PME suisses, libéralisation du marché de l’électricité et énergie nucléaire

Conférence présentée par M. Pierre Triponez, conseiller national, directeur de l’Union suisse des arts et métiers (USAM), lors de l’assemblée générale de l’ASPEA du 27 août 2002 à Berne

26 août 2002

Merci de votre aimable invitation à votre assemblée générale d'aujourd'hui, et de l'occasion que vous m'offrez ainsi de vous exposer mes idées et mes réflexions sur la prochaine votation fédérale du 22 septembre relative à la loi sur le marché de l'électricité (LME), mais aussi sur la discussion politique actuelle autour de l'énergie nucléaire.
Pour être bien clair, je voudrais tout d'abord rappeler que l'Union suisse des arts et métiers s'est prononcée nettement en faveur de la LME dès le mois d'avril, et qu'elle luttera sans ambiguïté contre les deux initiatives anti-atomiques (Moratoire-plus et Sortir du nucléaire). Par contre, l'USAM ne donnera ses recommandations de vote sur la nouvelle loi sur l'énergie nucléaire que lorsque celle-ci aura été adoptée par les deux chambres de l'Assemblée fédérale.
Avant d'aborder dans le détail les deux domaines "Libéralisation du marché de l'électricité" et "Energie nucléaire" - deux thèmes étroitement liés - je voudrais souligner dès maintenant que la majorité des PME dans leur ensemble - et moi-même en tant qu'entrepreneur individuel - sommes des consommateurs d'énergie complètement indépendants, et donc «neutres», à qui il est en fait complètement égal de savoir qui nous livre le courant.
Ce qui est décisif, et même vital pour les PME face à la concurrence économique quotidienne, c'est par contre

  • que l'approvisionnement en électricité soit assuré sans interruption, et que l'on puisse prélever à tout moment suffisamment d'électricité,
  • que les prix de l'électricité soient avantageux de manière à ce que les coûts de l'énergie, qui constituent pour la plupart des PME un facteur important de calcul de la rentabilité, soient les plus bas possible,
  • que les PME aient la possibilité de choisir parmi plusieurs fournisseurs celui qui leur offre les meilleures conditions, et qu'elles puissent aussi changer de fournisseur en cas de besoin,
  • et qu'elles, les PME, ne soient pas traitées a priori plus mal que les gros consommateurs industriels, mais profitent comme eux de la chance de négocier des prix et de conditions de paiement conformes au marché.

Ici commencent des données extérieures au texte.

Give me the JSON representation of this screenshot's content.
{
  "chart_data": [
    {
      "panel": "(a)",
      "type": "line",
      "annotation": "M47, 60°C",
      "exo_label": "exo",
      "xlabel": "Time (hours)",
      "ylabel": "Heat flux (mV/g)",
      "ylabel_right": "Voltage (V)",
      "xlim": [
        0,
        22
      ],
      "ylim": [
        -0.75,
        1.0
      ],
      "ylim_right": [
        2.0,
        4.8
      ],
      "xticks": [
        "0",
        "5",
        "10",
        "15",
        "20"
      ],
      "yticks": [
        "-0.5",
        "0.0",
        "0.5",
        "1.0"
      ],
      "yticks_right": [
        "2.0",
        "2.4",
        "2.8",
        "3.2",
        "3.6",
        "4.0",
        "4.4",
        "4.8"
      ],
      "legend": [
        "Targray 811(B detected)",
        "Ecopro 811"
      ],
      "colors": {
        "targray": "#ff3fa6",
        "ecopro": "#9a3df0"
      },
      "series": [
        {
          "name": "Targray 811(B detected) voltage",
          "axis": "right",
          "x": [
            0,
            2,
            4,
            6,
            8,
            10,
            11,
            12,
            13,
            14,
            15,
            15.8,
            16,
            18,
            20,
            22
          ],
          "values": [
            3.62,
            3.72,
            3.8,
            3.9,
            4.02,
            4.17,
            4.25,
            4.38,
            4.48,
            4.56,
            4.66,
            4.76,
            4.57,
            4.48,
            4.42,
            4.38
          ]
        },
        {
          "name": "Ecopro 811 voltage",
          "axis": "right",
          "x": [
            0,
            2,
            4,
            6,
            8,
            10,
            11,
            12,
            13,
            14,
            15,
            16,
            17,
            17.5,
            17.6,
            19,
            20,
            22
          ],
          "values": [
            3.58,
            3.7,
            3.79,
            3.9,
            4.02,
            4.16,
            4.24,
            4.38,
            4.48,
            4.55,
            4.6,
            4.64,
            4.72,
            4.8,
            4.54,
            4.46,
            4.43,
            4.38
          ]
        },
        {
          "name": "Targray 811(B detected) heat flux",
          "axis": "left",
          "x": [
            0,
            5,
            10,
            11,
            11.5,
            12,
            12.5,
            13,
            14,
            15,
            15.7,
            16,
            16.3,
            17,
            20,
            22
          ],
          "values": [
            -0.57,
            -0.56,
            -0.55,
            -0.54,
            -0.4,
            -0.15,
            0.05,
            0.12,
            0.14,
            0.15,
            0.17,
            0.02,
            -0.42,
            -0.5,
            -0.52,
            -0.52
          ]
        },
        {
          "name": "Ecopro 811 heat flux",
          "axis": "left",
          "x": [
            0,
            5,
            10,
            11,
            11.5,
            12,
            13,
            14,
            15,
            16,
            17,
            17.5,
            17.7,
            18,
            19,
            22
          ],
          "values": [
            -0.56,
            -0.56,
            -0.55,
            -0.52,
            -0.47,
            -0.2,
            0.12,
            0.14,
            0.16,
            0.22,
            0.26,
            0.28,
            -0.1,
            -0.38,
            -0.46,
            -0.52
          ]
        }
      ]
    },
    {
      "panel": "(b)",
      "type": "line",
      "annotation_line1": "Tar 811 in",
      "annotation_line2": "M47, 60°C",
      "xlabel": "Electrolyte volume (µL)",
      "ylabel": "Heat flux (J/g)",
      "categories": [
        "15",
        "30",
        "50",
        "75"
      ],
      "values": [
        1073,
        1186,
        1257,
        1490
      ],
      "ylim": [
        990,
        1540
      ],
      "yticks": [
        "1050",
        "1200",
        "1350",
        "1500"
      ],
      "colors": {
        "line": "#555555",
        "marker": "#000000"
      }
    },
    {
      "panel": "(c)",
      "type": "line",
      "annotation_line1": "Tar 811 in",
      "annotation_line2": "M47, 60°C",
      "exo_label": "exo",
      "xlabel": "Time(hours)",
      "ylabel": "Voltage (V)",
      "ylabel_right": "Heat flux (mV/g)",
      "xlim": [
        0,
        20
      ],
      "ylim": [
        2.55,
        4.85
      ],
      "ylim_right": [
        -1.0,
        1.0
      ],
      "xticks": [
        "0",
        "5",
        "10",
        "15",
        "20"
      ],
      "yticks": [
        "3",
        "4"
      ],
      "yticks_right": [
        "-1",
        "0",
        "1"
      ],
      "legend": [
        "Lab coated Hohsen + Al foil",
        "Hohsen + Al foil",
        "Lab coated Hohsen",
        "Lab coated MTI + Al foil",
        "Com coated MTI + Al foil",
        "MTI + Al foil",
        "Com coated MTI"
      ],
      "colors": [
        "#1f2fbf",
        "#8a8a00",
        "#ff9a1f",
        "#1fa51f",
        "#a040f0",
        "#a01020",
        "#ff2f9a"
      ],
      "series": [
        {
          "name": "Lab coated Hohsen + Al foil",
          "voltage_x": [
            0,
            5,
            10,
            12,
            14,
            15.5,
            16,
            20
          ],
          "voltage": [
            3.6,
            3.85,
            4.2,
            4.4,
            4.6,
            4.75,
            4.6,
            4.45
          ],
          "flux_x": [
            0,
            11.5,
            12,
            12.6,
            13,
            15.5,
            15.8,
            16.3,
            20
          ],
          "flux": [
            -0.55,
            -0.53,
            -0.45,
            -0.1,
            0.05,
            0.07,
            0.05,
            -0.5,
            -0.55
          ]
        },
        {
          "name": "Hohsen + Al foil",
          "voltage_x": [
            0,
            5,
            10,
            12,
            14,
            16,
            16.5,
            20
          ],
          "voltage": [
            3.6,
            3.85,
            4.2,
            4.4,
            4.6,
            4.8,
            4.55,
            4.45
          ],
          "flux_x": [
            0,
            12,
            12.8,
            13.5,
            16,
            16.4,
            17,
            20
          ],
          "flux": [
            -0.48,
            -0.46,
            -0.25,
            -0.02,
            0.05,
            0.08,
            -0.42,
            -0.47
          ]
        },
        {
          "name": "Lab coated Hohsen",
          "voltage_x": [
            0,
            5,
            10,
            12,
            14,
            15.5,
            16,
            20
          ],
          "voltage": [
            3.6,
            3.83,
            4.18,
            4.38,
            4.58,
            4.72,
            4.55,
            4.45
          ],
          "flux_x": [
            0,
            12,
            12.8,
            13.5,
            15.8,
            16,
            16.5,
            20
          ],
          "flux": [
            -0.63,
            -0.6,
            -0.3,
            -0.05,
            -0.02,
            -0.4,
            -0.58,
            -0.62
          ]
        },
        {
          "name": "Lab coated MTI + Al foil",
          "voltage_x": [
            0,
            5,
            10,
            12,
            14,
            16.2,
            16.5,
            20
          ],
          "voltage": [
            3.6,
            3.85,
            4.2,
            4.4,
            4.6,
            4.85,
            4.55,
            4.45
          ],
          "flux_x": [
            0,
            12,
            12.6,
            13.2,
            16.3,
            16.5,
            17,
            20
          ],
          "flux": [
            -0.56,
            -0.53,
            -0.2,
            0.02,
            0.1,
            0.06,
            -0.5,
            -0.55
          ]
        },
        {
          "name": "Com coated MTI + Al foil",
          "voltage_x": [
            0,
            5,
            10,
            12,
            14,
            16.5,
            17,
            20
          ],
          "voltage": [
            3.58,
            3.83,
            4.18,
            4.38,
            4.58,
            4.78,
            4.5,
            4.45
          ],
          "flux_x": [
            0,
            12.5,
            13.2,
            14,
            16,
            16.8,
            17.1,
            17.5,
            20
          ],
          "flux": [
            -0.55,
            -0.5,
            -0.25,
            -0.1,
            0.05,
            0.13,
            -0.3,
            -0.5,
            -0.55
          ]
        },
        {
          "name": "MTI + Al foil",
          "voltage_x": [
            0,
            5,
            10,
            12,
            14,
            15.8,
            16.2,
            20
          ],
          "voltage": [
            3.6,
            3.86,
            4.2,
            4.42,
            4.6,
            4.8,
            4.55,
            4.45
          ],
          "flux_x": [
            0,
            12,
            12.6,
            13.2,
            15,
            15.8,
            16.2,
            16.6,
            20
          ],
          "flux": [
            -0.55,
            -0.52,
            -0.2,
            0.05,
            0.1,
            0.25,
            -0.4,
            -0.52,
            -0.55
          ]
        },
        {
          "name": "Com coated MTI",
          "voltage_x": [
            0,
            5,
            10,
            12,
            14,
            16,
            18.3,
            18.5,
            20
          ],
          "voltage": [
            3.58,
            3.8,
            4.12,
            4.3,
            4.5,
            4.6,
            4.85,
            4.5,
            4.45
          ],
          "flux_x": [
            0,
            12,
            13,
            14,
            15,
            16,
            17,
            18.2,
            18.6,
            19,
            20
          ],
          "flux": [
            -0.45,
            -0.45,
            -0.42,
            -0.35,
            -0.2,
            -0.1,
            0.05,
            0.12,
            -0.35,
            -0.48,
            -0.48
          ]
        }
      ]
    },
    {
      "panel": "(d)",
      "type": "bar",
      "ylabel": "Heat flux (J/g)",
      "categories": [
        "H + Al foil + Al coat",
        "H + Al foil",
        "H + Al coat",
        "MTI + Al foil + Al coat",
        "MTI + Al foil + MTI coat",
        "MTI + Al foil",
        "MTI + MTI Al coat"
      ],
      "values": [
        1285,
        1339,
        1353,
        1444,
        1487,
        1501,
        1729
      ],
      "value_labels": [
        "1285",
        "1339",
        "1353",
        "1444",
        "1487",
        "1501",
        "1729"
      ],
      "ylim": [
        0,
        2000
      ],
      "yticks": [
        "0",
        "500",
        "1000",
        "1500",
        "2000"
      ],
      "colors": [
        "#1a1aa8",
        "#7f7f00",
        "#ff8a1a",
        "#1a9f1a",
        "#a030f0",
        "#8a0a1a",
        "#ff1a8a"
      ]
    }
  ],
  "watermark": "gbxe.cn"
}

Les petites et moyennes entreprises sont en règle générale flexibles, capables de s'adapter, créatives et innovantes. Elles aiment également le risque et sont dynamiques. Elles ont l'habitude de prendre des décisions rapidement et de s'imposer de nouveaux défis. Mais les PME doivent aussi calculer au plus juste, et face à une dure concurrence. De même que pour les coûts du transport et d'autres domaines, les PME doivent donc faire attention à chaque centime que coûte l'électricité.
Ceci est la raison essentielle pour laquelle les PME, et l'Union suisse des arts et métiers en tant qu'organisation faîtière des petites et moyennes entreprises, suivent depuis toujours avec attention la politique énergétique suisse et luttent pour que notre pays garantisse des conditions cadres optimales sous les angles politique et économique en vue d'un approvisionnement et d'une distribution de l'énergie suffisants, largement diversifiés, orientés vers l'avenir et d'un niveau technologique de pointe. Ceci s'applique non seulement à l'électricité mais aussi au pétrole et au gaz, de même qu'à l'ensemble des autres sources et sortes d'énergie susceptibles d'être utilisées de manière judicieuse sous l'angle économique.
Concrètement, la stratégie de l'USAM en matière de politique énergétique s'oriente de manière générale vers les objectifs suivants:

  1. La disponibilité de quantités suffisantes d'énergie doit pouvoir être assurée à tout moment de manière ininterrompue et durable, à n'importe quel endroit souhaité et avec l'intensité voulue.
  2. Les capacités de réserve nécessaires aussi bien pour des déficits à court terme que pour des pénuries à plus long terme doivent être préparées et rendues disponibles dans le cadre des possibilités techniques et de la faisabilité économique.
  3. Il y a lieu de viser un taux maximal d'auto-approvisionnement en énergie indigène de manière à ce que la dépendance de producteurs et de fournisseurs étrangers soit aussi faible que possible.
  4. L'offre énergétique doit être variée et largement diversifiée. Des solutions de remplacement et des possibilités de combinaisons doivent augmenter la liberté de choix des acquéreurs et des consommateurs d'énergie.
  5. La concurrence entre les fournisseurs doit exister sur le marché de l'énergie pour que l'innovation et l'orientation vers la clientèle des producteurs d'énergie et des milieux commerciaux puissent être encouragées dans l'intérêt des consommateurs.
  6. Les PME doivent pouvoir prélever l'énergie dont elles ont besoin à des conditions de prix favorables non seulement par comparaison nationale, mais aussi internationale; elles doivent pouvoir choisir parmi plusieurs fournisseurs.
  7. Il s'agit de viser une réduction et une minimisation de la consommation d'énergie en ayant recours à une technologie de pointe en matière d'économie d'énergie lors du développement d'installations, d'appareils, d'outils et de véhicules nouveaux.
  8. La préservation de l'environnement et des ressources doit être soutenue durablement par un recyclage judicieux, par le retraitement et par une efficacité optimale de la mise en valeur.
  9. L'imposition fiscale de la consommation d'énergie doit être fixée à un taux raisonnable et le plus bas possible de manière à ne pas pénaliser excessivement la compétitivité de l'économie face à la concurrence globale.
  10. Les efforts menés en matière de recherche et développement, de formation et de perfectionnement professionnel ainsi que d'encouragement de la relève dans l'ensemble du secteur de l'énergie ne doivent pas décroître; la Suisse doit au contraire faire tout son possible pour se maintenir à la pointe du progrès aussi dans ce domaine.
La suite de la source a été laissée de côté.